Why Microservices Are the Next Step for Software-Defined Networks

During my Emerging Network Technologies Master’s class at KFUPM, I had the opportunity to present some really fascinating research on the future of network design. The paper titled Orchestrating Microservice-based SDN Controllers: the MSN Realistic Use Case (Herrera et al.) takes a hard look at a major bottleneck in how we currently deploy software-defined networks. Here is a detailed breakdown of the problem, the math behind the solution, and why it matters.

The Monolithic Bottleneck in SDN

Software-Defined Networking (SDN) is great because it separates the physical switches (the data plane) from the control plane. But if you look at the software architecture of these controllers, it usually consists of two main layers: a runtime on the bottom, and the application plane on top. The issue is that this application plane is still treated as a giant monolithic block.

Traditionally, if you want to run network applications like firewalls, routing, or service discovery, you have to add them directly to the controller’s codebase. This generates a single massive software artifact that must be installed and replicated across every single piece of SDN hardware on the network. It is heavy, rigid, and inefficient.

Moving to Microservices (The MSN Framework)

The obvious fix is to treat network applications as loosely coupled microservices. Using an approach called MSN, the controller runtime (the Event Manager) is totally decoupled from the applications themselves. If you need a firewall in one specific zone, you just deploy that one microservice instance rather than copying the whole monolithic stack everywhere.

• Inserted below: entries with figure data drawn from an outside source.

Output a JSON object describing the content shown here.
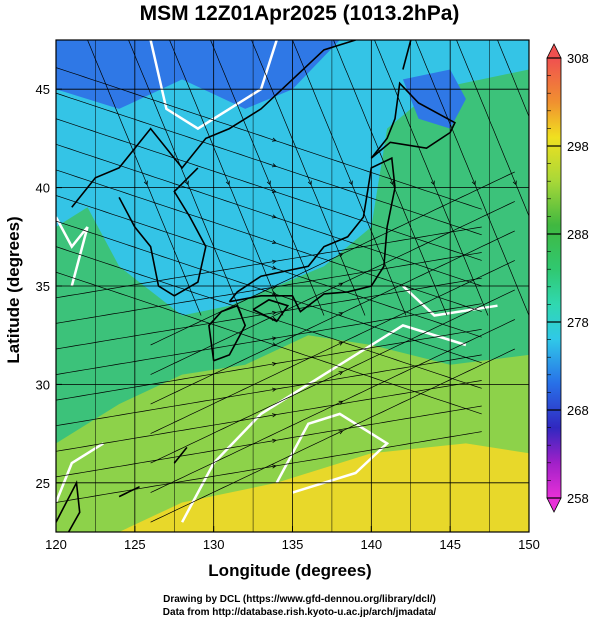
{
  "title": "MSM 12Z01Apr2025 (1013.2hPa)",
  "map": {
    "xlabel": "Longitude (degrees)",
    "ylabel": "Latitude  (degrees)",
    "lon_range": [
      120,
      150
    ],
    "lat_range": [
      22.5,
      47.5
    ],
    "lon_ticks": [
      120,
      125,
      130,
      135,
      140,
      145,
      150
    ],
    "lat_ticks": [
      25,
      30,
      35,
      40,
      45
    ],
    "grid": true
  },
  "colorbar": {
    "range": [
      258,
      308
    ],
    "labels": [
      308,
      298,
      288,
      278,
      268,
      258
    ],
    "stops": [
      {
        "v": 258,
        "c": "#e830d8"
      },
      {
        "v": 262,
        "c": "#a020c8"
      },
      {
        "v": 266,
        "c": "#3028c0"
      },
      {
        "v": 271,
        "c": "#2870e8"
      },
      {
        "v": 276,
        "c": "#30c8e8"
      },
      {
        "v": 280,
        "c": "#30d8b0"
      },
      {
        "v": 284,
        "c": "#30c870"
      },
      {
        "v": 289,
        "c": "#40b840"
      },
      {
        "v": 294,
        "c": "#a8d838"
      },
      {
        "v": 299,
        "c": "#f0e020"
      },
      {
        "v": 303,
        "c": "#f09030"
      },
      {
        "v": 308,
        "c": "#f05050"
      }
    ]
  },
  "credits": {
    "line1": "Drawing by DCL (https://www.gfd-dennou.org/library/dcl/)",
    "line2": "Data from http://database.rish.kyoto-u.ac.jp/arch/jmadata/"
  },
  "colors": {
    "cold": "#2f78e6",
    "cool": "#34c4e6",
    "mid": "#3cc27a",
    "warm": "#8dd24a",
    "hot": "#e8d82a",
    "contour": "#ffffff",
    "coast": "#000000"
  }
}
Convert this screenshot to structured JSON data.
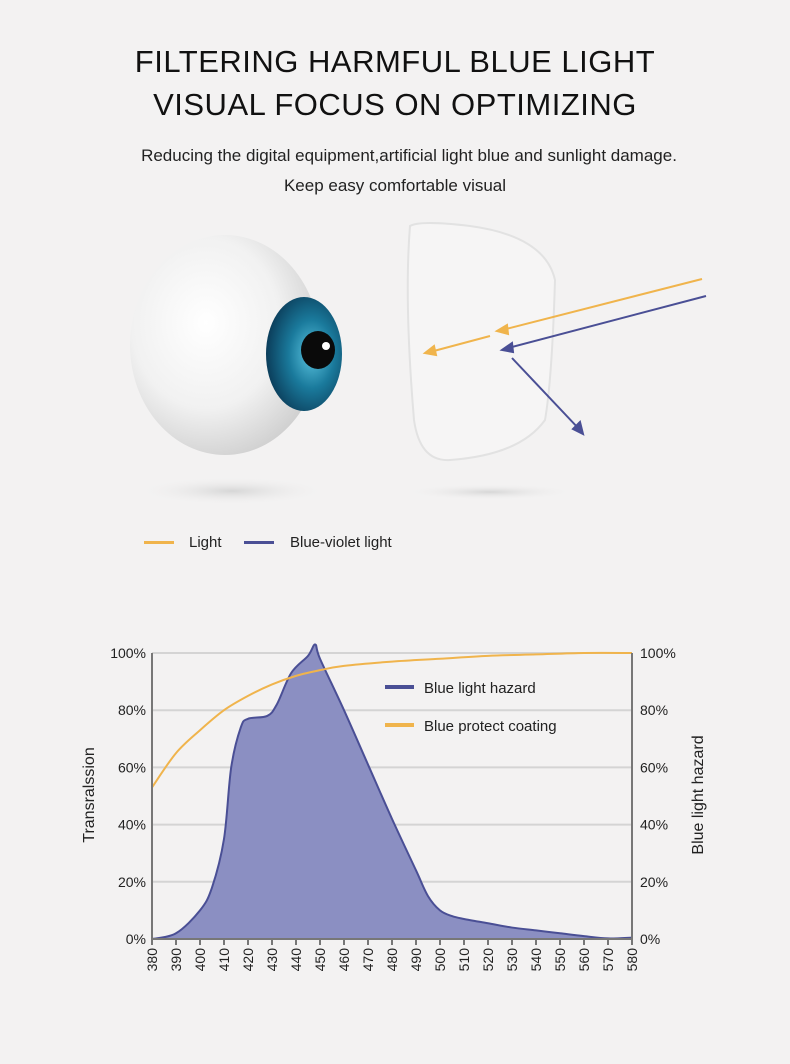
{
  "header": {
    "title_line1": "FILTERING HARMFUL BLUE LIGHT",
    "title_line2": "VISUAL FOCUS ON OPTIMIZING",
    "subtitle_line1": "Reducing the digital equipment,artificial light blue and sunlight damage.",
    "subtitle_line2": "Keep easy comfortable visual"
  },
  "illustration": {
    "legend": [
      {
        "label": "Light",
        "color": "#f0b44c"
      },
      {
        "label": "Blue-violet light",
        "color": "#4a4f95"
      }
    ],
    "iris_color": "#1a7a9c"
  },
  "chart_data": {
    "type": "area",
    "xlabel": "",
    "ylabel": "Transralssion",
    "ylabel_right": "Blue light hazard",
    "xlim": [
      380,
      580
    ],
    "ylim": [
      0,
      100
    ],
    "x_ticks": [
      "380",
      "390",
      "400",
      "410",
      "420",
      "430",
      "440",
      "450",
      "460",
      "470",
      "480",
      "490",
      "500",
      "510",
      "520",
      "530",
      "540",
      "550",
      "560",
      "570",
      "580"
    ],
    "y_ticks": [
      "0%",
      "20%",
      "40%",
      "60%",
      "80%",
      "100%"
    ],
    "grid": true,
    "legend_position": "top-right",
    "series": [
      {
        "name": "Blue light hazard",
        "type": "area",
        "color": "#4a4f95",
        "fill": "#8b8fc2",
        "x": [
          380,
          390,
          400,
          405,
          410,
          413,
          417,
          420,
          428,
          432,
          438,
          445,
          448,
          450,
          460,
          470,
          480,
          490,
          495,
          500,
          505,
          510,
          520,
          530,
          540,
          550,
          560,
          570,
          580
        ],
        "y": [
          0,
          2,
          10,
          18,
          35,
          60,
          74,
          77,
          78,
          82,
          93,
          99,
          103,
          98,
          80,
          61,
          42,
          24,
          15,
          10,
          8,
          7,
          5.5,
          4,
          3,
          2,
          1,
          0.2,
          0.5
        ]
      },
      {
        "name": "Blue protect coating",
        "type": "line",
        "color": "#f0b44c",
        "x": [
          380,
          390,
          400,
          410,
          420,
          430,
          440,
          450,
          460,
          480,
          500,
          520,
          540,
          560,
          580
        ],
        "y": [
          53,
          65,
          73,
          80,
          85,
          89,
          92,
          94,
          95.5,
          97,
          98,
          99,
          99.5,
          100,
          100
        ]
      }
    ]
  }
}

This gives us amazing flexibility. You can even run completely different, or incompatible, network applications across different controllers on the same network.

The Catch: Orchestration is NP-Hard

But doing this in practice is messy. If you break your application plane into dozens of microservices, how do you know exactly where to put them so you don’t cause massive network latency?

This actually combines two NP-hard problems: distributing the computation across decentralized hardware, and optimizing the traffic routing.

To answer that, the paper proposes an orchestration framework named Grex. It acts as a bridge between the virtualization layer and the physical hardware. The core of Grex is a Mixed-Integer Linear Programming (MILP) optimizer. Its whole job is to figure out the perfect placement to minimize the average latency of all the traffic flows. It calculates this by combining the physical path latency with the control latency, which is the extra time it takes to divert traffic to the controller hosting the specific microservice.

The math also has to respect hard constraints. It ensures it doesn’t exceed the processing limits of the controller hardware or max out the bandwidth capacities of the network links.

The Testbed Results

What I really liked about this research is that they didn’t just rely on theoretical simulations. They built a real testbed using a 32-core AMD machine running the Mininet emulator and the Ryu SDN framework. They modeled their network topology on a section of the real-world GARR network.

They pushed 40 different traffic flows through the network across four different load matrices, scaling from light to heavy traffic. The MILP model turned out to be highly accurate. The average difference between the simulated round-trip time and the actual testbed measurements was only 18 milliseconds. It also handled bandwidth well, showing a tiny mean difference of just -1.01 Mbit/s between the expected and actual capacities.

In terms of processing time, it took the system about 27 seconds to optimize the lightest traffic matrix, and around 98 seconds for the heaviest, most complex load. Since real-world network management updates usually happen on scheduled cycles—like every few minutes or hours—taking a minute and a half to process the math is completely acceptable for deployment.

Final Thoughts

One important limitation to keep in mind is that Grex assumes the classic Controller Placement Problem (deciding where the physical hardware actually goes) is already solved. Grex just dictates where the software goes on top of that established hardware.

As edge computing and networks become more distributed, we won’t be able to rely on monolithic designs. While the MILP math takes about 90 seconds right now, future work will likely focus on faster heuristic algorithms so this can be applied to massive infrastructures. But overall, frameworks like Grex show that we can actually balance the flexibility of microservices with strict network latency requirements.

References

J. L. Herrera, D. Scotece, J. Galán-Jiménez, J. Berrocal, G. Di Modica, P. Bellavista, and L. Foschini, “Orchestrating Microservice-based SDN Controllers: the MSN Realistic Use Case.”